$\nabla τ$: Gradient-based and Task-Agnostic machine Unlearning
Daniel Trippa, Cesare Campagnano, Maria Sofia Bucarelli, Gabriele Tolomei, Fabrizio Silvestri
TL;DR
Gradient-based and Task-Agnostic machine Unlearning ($\nabla \tau$) presents an adaptive gradient framework for removing the influence of a forget set while preserving model performance. By combining an adaptive ReLU-based memory loss term with standard retain-set optimization, the method becomes model- and task-agnostic and robust to forget-set size, demonstrating forgetting up to 30% of data across image and text domains without hyperparameter tuning. Evaluation via Membership Inference Attacks shows up to a 10% improvement over state-of-the-art baselines while maintaining accuracy, supporting practical privacy guarantees under GDPR-like constraints. The work formalizes a weak unlearning objective, analyzes robustness to hyperparameters, and demonstrates effectiveness in random subset removal and class-removal scenarios, paving the way for scalable, privacy-preserving unlearning in real-world systems.
Abstract
Machine Unlearning, the process of selectively eliminating the influence of certain data examples used during a model's training, has gained significant attention as a means for practitioners to comply with recent data protection regulations.
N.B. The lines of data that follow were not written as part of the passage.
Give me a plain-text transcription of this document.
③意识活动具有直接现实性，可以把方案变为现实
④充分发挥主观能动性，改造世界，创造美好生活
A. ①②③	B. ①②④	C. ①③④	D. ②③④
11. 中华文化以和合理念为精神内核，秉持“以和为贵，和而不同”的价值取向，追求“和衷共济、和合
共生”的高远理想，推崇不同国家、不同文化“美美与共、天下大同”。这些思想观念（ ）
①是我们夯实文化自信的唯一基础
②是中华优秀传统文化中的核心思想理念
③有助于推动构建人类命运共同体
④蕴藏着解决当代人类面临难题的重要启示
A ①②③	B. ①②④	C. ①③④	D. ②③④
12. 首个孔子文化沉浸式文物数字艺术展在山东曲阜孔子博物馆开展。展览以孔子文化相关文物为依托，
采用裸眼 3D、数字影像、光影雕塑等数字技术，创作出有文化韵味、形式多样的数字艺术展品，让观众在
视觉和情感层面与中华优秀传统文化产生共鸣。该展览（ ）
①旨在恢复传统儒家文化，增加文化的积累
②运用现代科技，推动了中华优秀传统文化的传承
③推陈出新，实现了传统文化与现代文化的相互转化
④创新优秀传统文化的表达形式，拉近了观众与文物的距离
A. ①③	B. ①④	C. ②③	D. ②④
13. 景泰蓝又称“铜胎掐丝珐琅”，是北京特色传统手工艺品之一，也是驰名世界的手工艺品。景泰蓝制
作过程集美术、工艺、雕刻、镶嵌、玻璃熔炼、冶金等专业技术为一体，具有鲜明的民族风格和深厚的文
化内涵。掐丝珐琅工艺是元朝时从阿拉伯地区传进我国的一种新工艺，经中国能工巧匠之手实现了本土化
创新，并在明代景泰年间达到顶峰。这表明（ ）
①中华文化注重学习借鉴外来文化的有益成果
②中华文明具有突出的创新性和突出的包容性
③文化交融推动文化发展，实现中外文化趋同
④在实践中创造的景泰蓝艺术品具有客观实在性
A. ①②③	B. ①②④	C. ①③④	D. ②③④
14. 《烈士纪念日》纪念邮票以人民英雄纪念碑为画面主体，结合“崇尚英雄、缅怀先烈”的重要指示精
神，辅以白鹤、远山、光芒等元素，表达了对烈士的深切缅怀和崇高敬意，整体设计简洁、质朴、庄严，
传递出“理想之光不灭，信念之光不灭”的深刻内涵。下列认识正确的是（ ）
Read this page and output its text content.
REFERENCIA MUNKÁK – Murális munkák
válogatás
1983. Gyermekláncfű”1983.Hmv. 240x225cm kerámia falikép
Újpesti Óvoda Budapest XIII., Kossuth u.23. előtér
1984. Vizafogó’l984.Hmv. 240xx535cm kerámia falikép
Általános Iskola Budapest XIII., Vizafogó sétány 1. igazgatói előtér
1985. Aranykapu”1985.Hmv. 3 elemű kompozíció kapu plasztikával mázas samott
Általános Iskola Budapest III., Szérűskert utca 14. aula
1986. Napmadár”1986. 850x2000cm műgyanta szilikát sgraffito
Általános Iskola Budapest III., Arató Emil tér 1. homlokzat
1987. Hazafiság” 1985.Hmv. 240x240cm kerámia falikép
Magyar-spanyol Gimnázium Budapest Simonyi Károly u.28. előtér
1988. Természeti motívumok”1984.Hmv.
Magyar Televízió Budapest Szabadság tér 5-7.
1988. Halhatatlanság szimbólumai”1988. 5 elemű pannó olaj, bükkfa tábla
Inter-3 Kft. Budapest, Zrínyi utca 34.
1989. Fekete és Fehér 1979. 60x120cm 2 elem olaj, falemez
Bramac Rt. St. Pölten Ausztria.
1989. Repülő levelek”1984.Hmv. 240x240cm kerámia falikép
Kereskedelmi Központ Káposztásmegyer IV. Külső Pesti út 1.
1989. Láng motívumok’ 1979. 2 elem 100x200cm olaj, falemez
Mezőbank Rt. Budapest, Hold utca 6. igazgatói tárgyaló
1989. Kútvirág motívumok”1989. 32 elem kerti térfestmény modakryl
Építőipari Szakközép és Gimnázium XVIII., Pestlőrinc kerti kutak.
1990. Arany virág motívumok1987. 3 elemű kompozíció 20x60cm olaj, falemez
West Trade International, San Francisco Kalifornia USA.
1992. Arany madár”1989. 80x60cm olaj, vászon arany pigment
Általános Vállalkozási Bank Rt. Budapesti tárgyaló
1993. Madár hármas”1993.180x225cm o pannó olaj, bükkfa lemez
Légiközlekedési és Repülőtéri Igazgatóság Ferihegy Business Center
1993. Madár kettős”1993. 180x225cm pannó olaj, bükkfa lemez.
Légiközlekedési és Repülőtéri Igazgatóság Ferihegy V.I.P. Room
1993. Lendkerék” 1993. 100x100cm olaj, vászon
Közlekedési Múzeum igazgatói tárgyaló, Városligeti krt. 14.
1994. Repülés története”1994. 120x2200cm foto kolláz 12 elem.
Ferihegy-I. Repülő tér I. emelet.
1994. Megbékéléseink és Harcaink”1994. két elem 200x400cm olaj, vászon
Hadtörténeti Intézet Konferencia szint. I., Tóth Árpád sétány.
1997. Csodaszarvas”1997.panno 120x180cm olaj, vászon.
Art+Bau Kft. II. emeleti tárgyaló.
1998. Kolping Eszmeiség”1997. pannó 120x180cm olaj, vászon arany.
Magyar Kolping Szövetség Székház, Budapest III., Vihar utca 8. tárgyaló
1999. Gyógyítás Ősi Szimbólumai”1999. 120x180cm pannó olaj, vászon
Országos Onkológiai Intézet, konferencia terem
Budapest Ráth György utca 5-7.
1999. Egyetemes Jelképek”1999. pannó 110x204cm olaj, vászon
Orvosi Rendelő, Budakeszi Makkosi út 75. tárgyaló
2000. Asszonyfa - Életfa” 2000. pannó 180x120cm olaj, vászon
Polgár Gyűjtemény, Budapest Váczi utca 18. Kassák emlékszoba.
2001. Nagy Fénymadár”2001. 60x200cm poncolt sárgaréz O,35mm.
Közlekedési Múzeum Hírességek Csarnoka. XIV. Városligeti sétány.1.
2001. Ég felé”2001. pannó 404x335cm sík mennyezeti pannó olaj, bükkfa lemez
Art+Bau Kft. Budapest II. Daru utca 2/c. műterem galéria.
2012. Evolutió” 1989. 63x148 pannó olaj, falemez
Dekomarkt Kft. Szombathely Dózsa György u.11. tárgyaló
However, existing unlearning methods face critical drawbacks, including their prohibitively high cost, often associated with a large number of hyperparameters, and the limitation of forgetting only relatively small data portions. This often makes retraining the model from scratch a quicker and more effective solution. In this study, we introduce Gradient-based and Task-Agnostic machine Unlearning ($\nabla τ$), an optimization framework designed to remove the influence of a subset of training data efficiently. It applies adaptive gradient ascent to the data to be forgotten while using standard gradient descent for the remaining data. $\nabla τ$ offers multiple benefits over existing approaches. It enables the unlearning of large sections of the training dataset (up to 30%). It is versatile, supporting various unlearning tasks (such as subset forgetting or class removal) and applicable across different domains (images, text, etc.). Importantly, $\nabla τ$ requires no hyperparameter adjustments, making it a more appealing option than retraining the model from scratch. We evaluate our framework's effectiveness using a set of well-established Membership Inference Attack metrics, demonstrating up to 10% enhancements in performance compared to state-of-the-art methods without compromising the original model's accuracy.